Accusations of anti-Semitism now have descended to the level of claiming that Jews in the movie have "hook noses" and look like Nazi caricatures of Jews. However, we have actors in the movie, not cartoon caricatures. Unless Mel Gibson is to be accused of applying prosthetic noses and makeup to alter their appearance (apart from the beards, which are historically necessary), the accusation would seem to amount to more than that the Jewish characters look Jewish. Since the actors in the movie are supposed to be Jews, and are sometimes played by Jewish actors (like Maia Morgenstern, who plays Mary), one wonders if Gibson was supposed to go out of his way to make sure they don't look Jewish. Or perhaps critics want to claim that there is no such thing as "looking Jewish." Certainly, many Jews (like Sammy Davis Jr. or, for that matter, Kirk Douglas, born Issur Danielovitch), don't "look Jewish"; but it would be hard to argue that there are no resemblances among many Jews, as among Arabs, Turks, Scots, Mexicans, etc.
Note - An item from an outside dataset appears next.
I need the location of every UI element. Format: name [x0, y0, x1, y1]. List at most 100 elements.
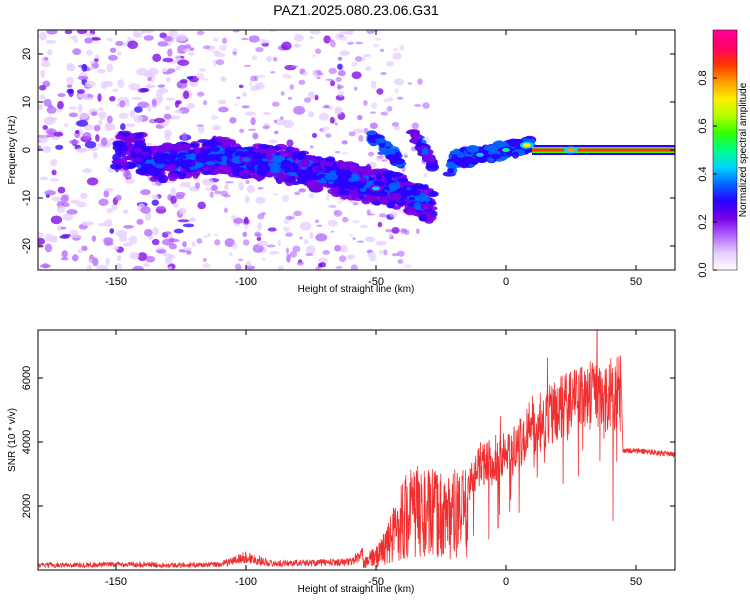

While the ambition of the movie for authenticity is evident in its use of Latin and Aramaic, informed critics have noted that it would be less likely that a Roman governor would know Aramaic, or that a Jew would know Latin, than that all of them would know Greek, which had existed as a second language in Palestine for 300 years (why the New Testament is written in Greek) and which educated Romans would learn as a matter of course. It would be nice to have the Greek, but the use of even two ancient languages in a Hollywood movie is marvelous enough. Actually, hearing Pilate say, Ecce homo ("Here is the man"), a familiar phrase in its own right in Latin, is dramatically stronger than the Íde ho ánthrôpos, , of the Gospels [John 19:5]. Finally, however, an answer must be given to the question posed by the show "History or Hollywood?" on the History Channel:  Is The Passion of the Christ History or Hollywood? Truly, it is neither. Based on the Gospels, and intended to express essentials of Christian faith, it succeeds extaordinarily well as an expression of religion. As film making, as art, and as boxoffice, the movie has succeeded as Hollywood also, but no one (except Andy Rooney) can seriously argue that the movie was made or intended as a cheap exploitation of a religious market. Quite the contrary. Conventional wisdom would dictate that such a movie would be a financial disaster. Already playing, The Gospel of John [2003] has made not much more than $3,000,000. If The Passion of the Christ did no better than that, Mel Gibson would be out a lot of money. The furor that arose during the production, with charges of anti-Semitism, also sounded like the kiss of death for the project. Instead, the movie opened with record-breaking attendance, with people emerging weaping and moved beyond words. Gibson recouped his investment in two or three days ($125 Million after only five days). One could well understand him thinking, Vox populi, vox Dei.